MYCN is an early embryonic developmental gene that is completely silenced following completion of embryogenesis, except in the context of malignancy or in spermatogonial stem cell population. It plays an important role in regulating cell growth and division (proliferation), self-destruction of cells (apoptosis), cell stemness and differentiation (cell fate), and cell migration. Twenty percent of high grade serous ovarian cancer (HGSOC) is associated with MYCN oncogene pathway activation, which is linked to stem cell like behaviour and confers a poor prognosis.

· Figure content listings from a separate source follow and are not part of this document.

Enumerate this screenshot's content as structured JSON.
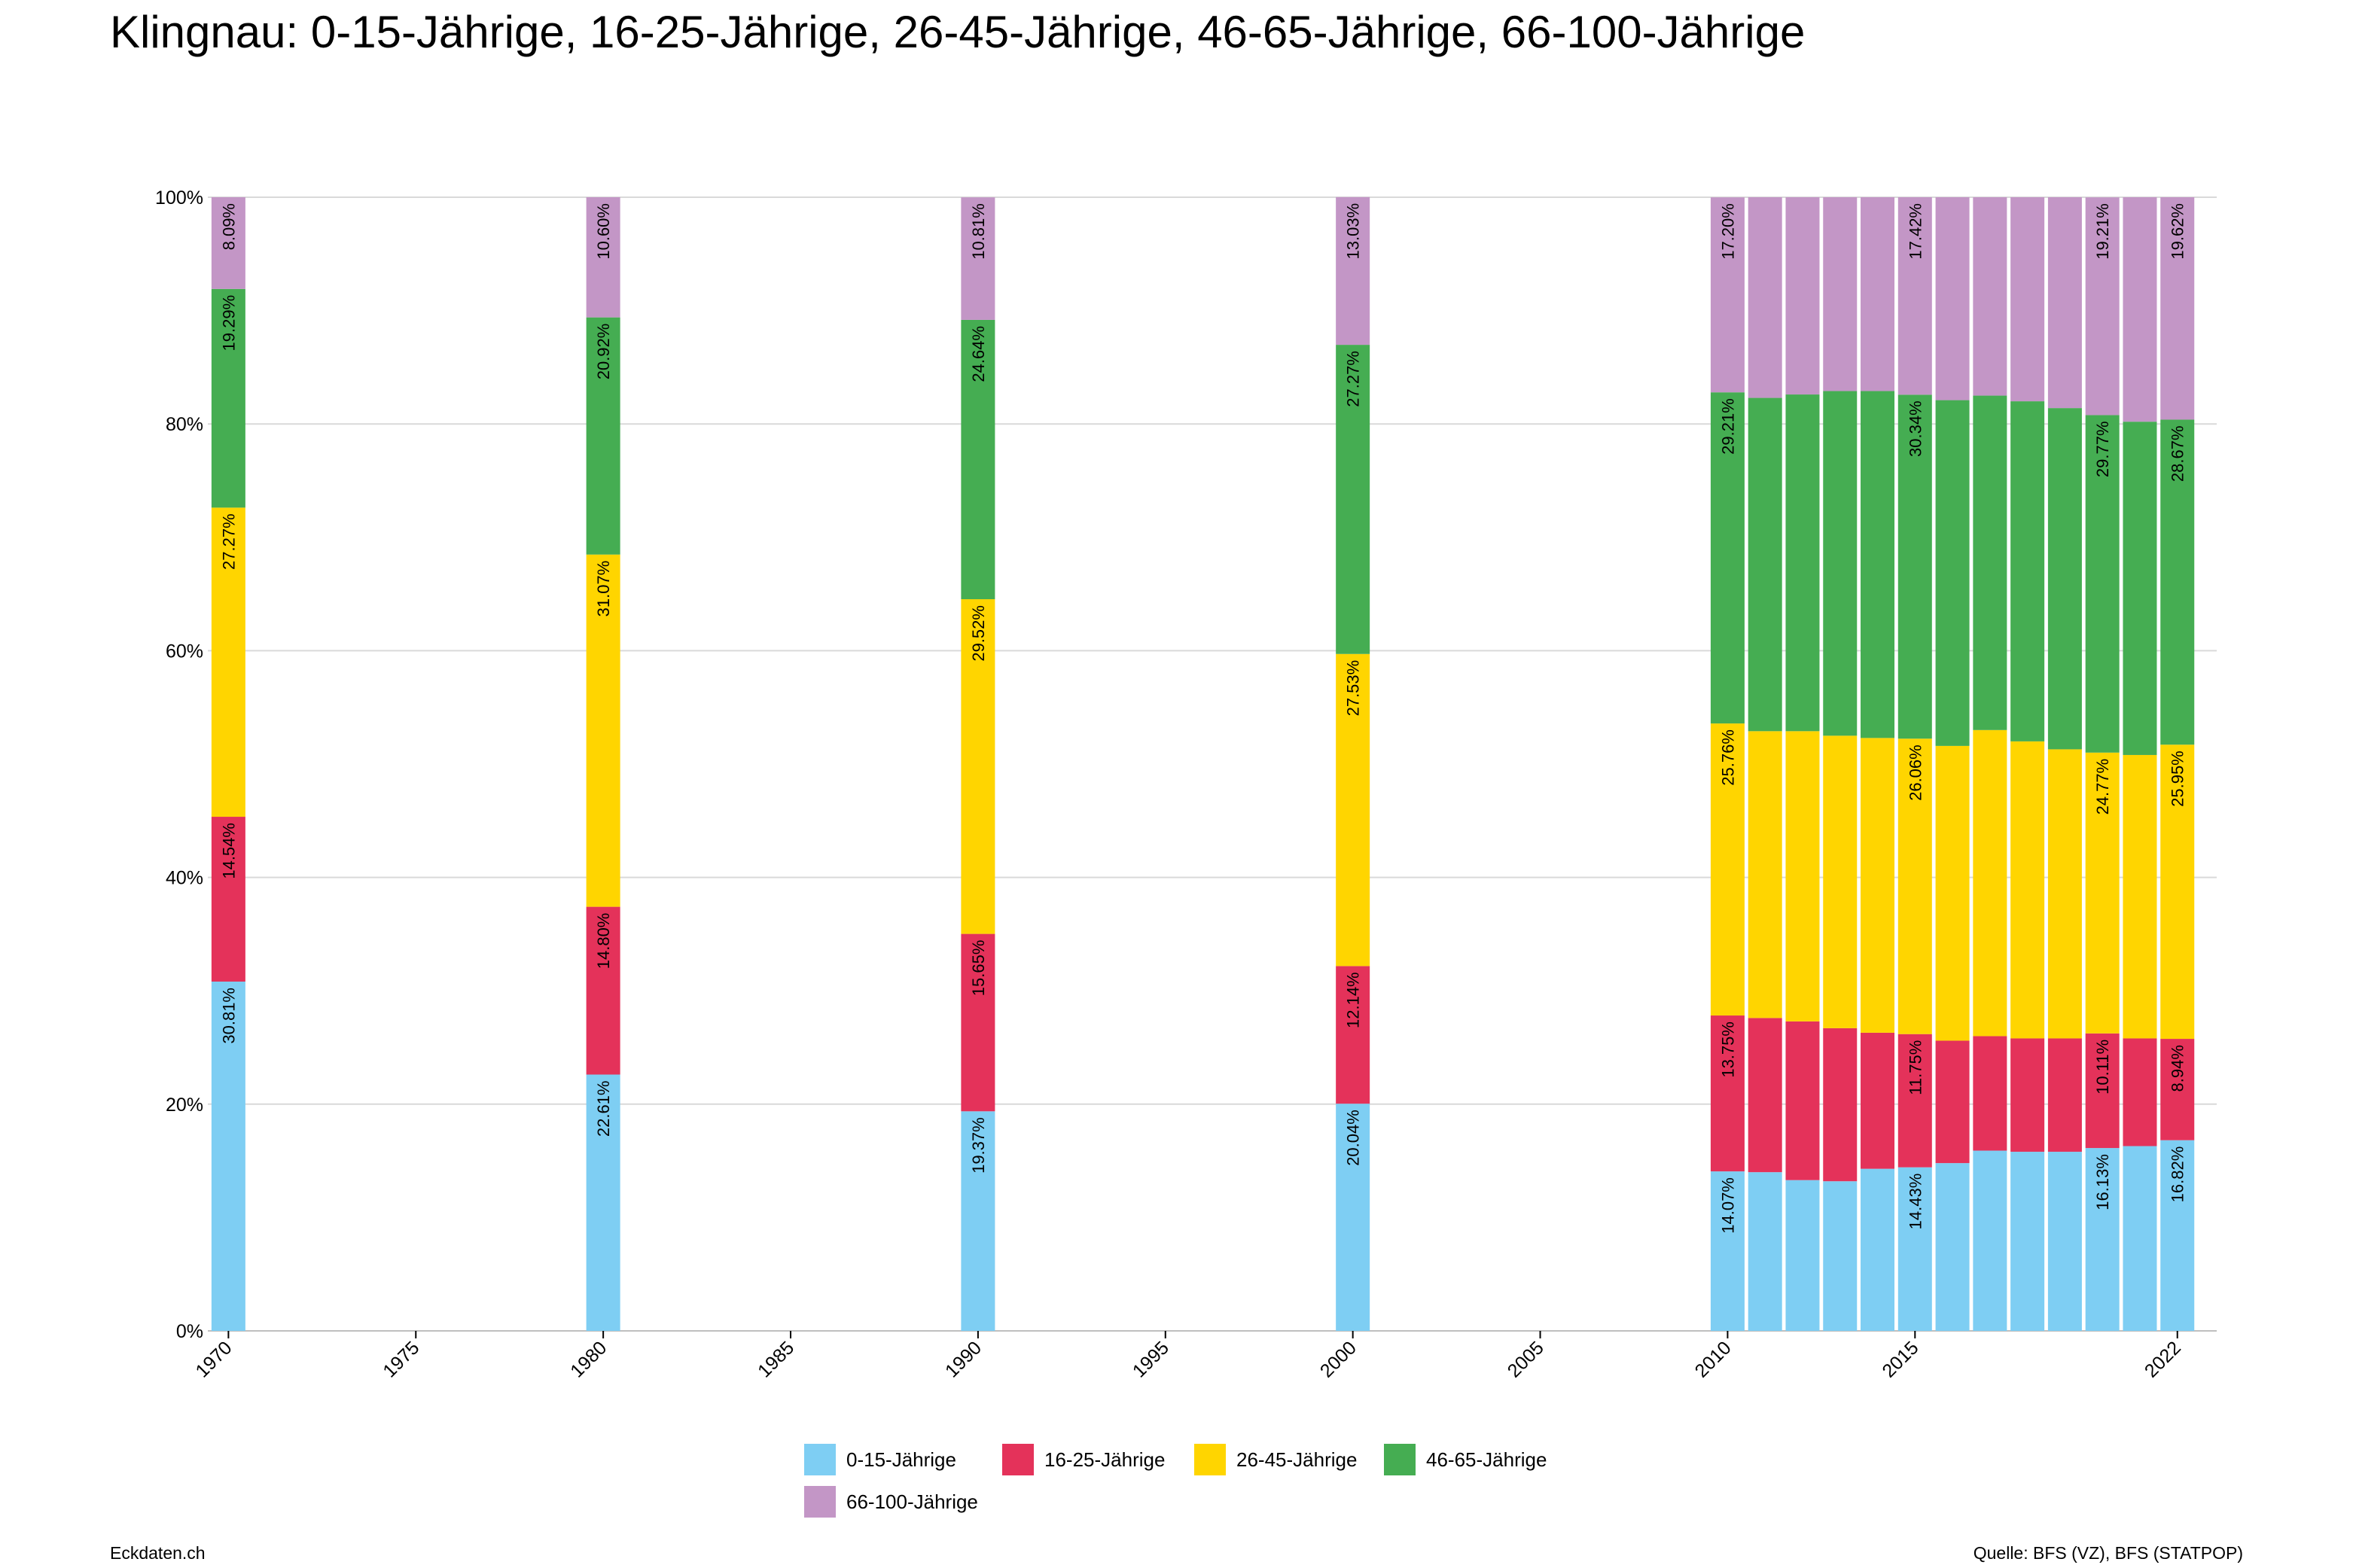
{
  "title": "Klingnau: 0-15-Jährige, 16-25-Jährige, 26-45-Jährige, 46-65-Jährige, 66-100-Jährige",
  "footer": {
    "left": "Eckdaten.ch",
    "right": "Quelle: BFS (VZ), BFS (STATPOP)"
  },
  "colors": {
    "s0": "#7ecef3",
    "s1": "#e4325a",
    "s2": "#ffd500",
    "s3": "#45ad52",
    "s4": "#c396c6",
    "grid": "#d9d9d9",
    "axis": "#bfbfbf"
  },
  "chart_data": {
    "type": "bar",
    "stacked": true,
    "normalized": true,
    "title": "Klingnau: 0-15-Jährige, 16-25-Jährige, 26-45-Jährige, 46-65-Jährige, 66-100-Jährige",
    "xlabel": "",
    "ylabel": "",
    "ylim": [
      0,
      100
    ],
    "y_ticks": [
      "0%",
      "20%",
      "40%",
      "60%",
      "80%",
      "100%"
    ],
    "x_ticks": [
      "1970",
      "1975",
      "1980",
      "1985",
      "1990",
      "1995",
      "2000",
      "2005",
      "2010",
      "2015",
      "2022"
    ],
    "grid": true,
    "legend_position": "bottom",
    "x": [
      1970,
      1980,
      1990,
      2000,
      2010,
      2011,
      2012,
      2013,
      2014,
      2015,
      2016,
      2017,
      2018,
      2019,
      2020,
      2021,
      2022
    ],
    "series": [
      {
        "name": "0-15-Jährige",
        "values": [
          30.81,
          22.61,
          19.37,
          20.04,
          14.07,
          14.0,
          13.3,
          13.2,
          14.3,
          14.43,
          14.8,
          15.9,
          15.8,
          15.8,
          16.13,
          16.3,
          16.82
        ],
        "labels": [
          "30.81%",
          "22.61%",
          "19.37%",
          "20.04%",
          "14.07%",
          "",
          "",
          "",
          "",
          "14.43%",
          "",
          "",
          "",
          "",
          "16.13%",
          "",
          "16.82%"
        ]
      },
      {
        "name": "16-25-Jährige",
        "values": [
          14.54,
          14.8,
          15.65,
          12.14,
          13.75,
          13.6,
          14.0,
          13.5,
          12.0,
          11.75,
          10.8,
          10.1,
          10.0,
          10.0,
          10.11,
          9.5,
          8.94
        ],
        "labels": [
          "14.54%",
          "14.80%",
          "15.65%",
          "12.14%",
          "13.75%",
          "",
          "",
          "",
          "",
          "11.75%",
          "",
          "",
          "",
          "",
          "10.11%",
          "",
          "8.94%"
        ]
      },
      {
        "name": "26-45-Jährige",
        "values": [
          27.27,
          31.07,
          29.52,
          27.53,
          25.76,
          25.3,
          25.6,
          25.8,
          26.0,
          26.06,
          26.0,
          27.0,
          26.2,
          25.5,
          24.77,
          25.0,
          25.95
        ],
        "labels": [
          "27.27%",
          "31.07%",
          "29.52%",
          "27.53%",
          "25.76%",
          "",
          "",
          "",
          "",
          "26.06%",
          "",
          "",
          "",
          "",
          "24.77%",
          "",
          "25.95%"
        ]
      },
      {
        "name": "46-65-Jährige",
        "values": [
          19.29,
          20.92,
          24.64,
          27.27,
          29.21,
          29.4,
          29.7,
          30.4,
          30.6,
          30.34,
          30.5,
          29.5,
          30.0,
          30.1,
          29.77,
          29.4,
          28.67
        ],
        "labels": [
          "19.29%",
          "20.92%",
          "24.64%",
          "27.27%",
          "29.21%",
          "",
          "",
          "",
          "",
          "30.34%",
          "",
          "",
          "",
          "",
          "29.77%",
          "",
          "28.67%"
        ]
      },
      {
        "name": "66-100-Jährige",
        "values": [
          8.09,
          10.6,
          10.81,
          13.03,
          17.2,
          17.7,
          17.4,
          17.1,
          17.1,
          17.42,
          17.9,
          17.5,
          18.0,
          18.6,
          19.21,
          19.8,
          19.62
        ],
        "labels": [
          "8.09%",
          "10.60%",
          "10.81%",
          "13.03%",
          "17.20%",
          "",
          "",
          "",
          "",
          "17.42%",
          "",
          "",
          "",
          "",
          "19.21%",
          "",
          "19.62%"
        ]
      }
    ]
  }
}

Dr Ho’s research focuses on understanding the role of the MYCN pathway in HGSOC tumorigenesis and developing robust pre-clinical models to explore novel therapeutics for this subset of HGSOC. His studies have demonstrated that activation of the MYCN pathway in the fallopian tube secretory epithelial cells can drive ovarian cancer development and he utilises this model to generate pre-clinical data to support clinical trial designs. Dr Ho has also demonstrated that human cancer tissue with MYCN pathway activation can be successfully grown in the laboratory and be used to study the effect of novel therapies targeting this pathway together with their mechanisms of activity and resistance.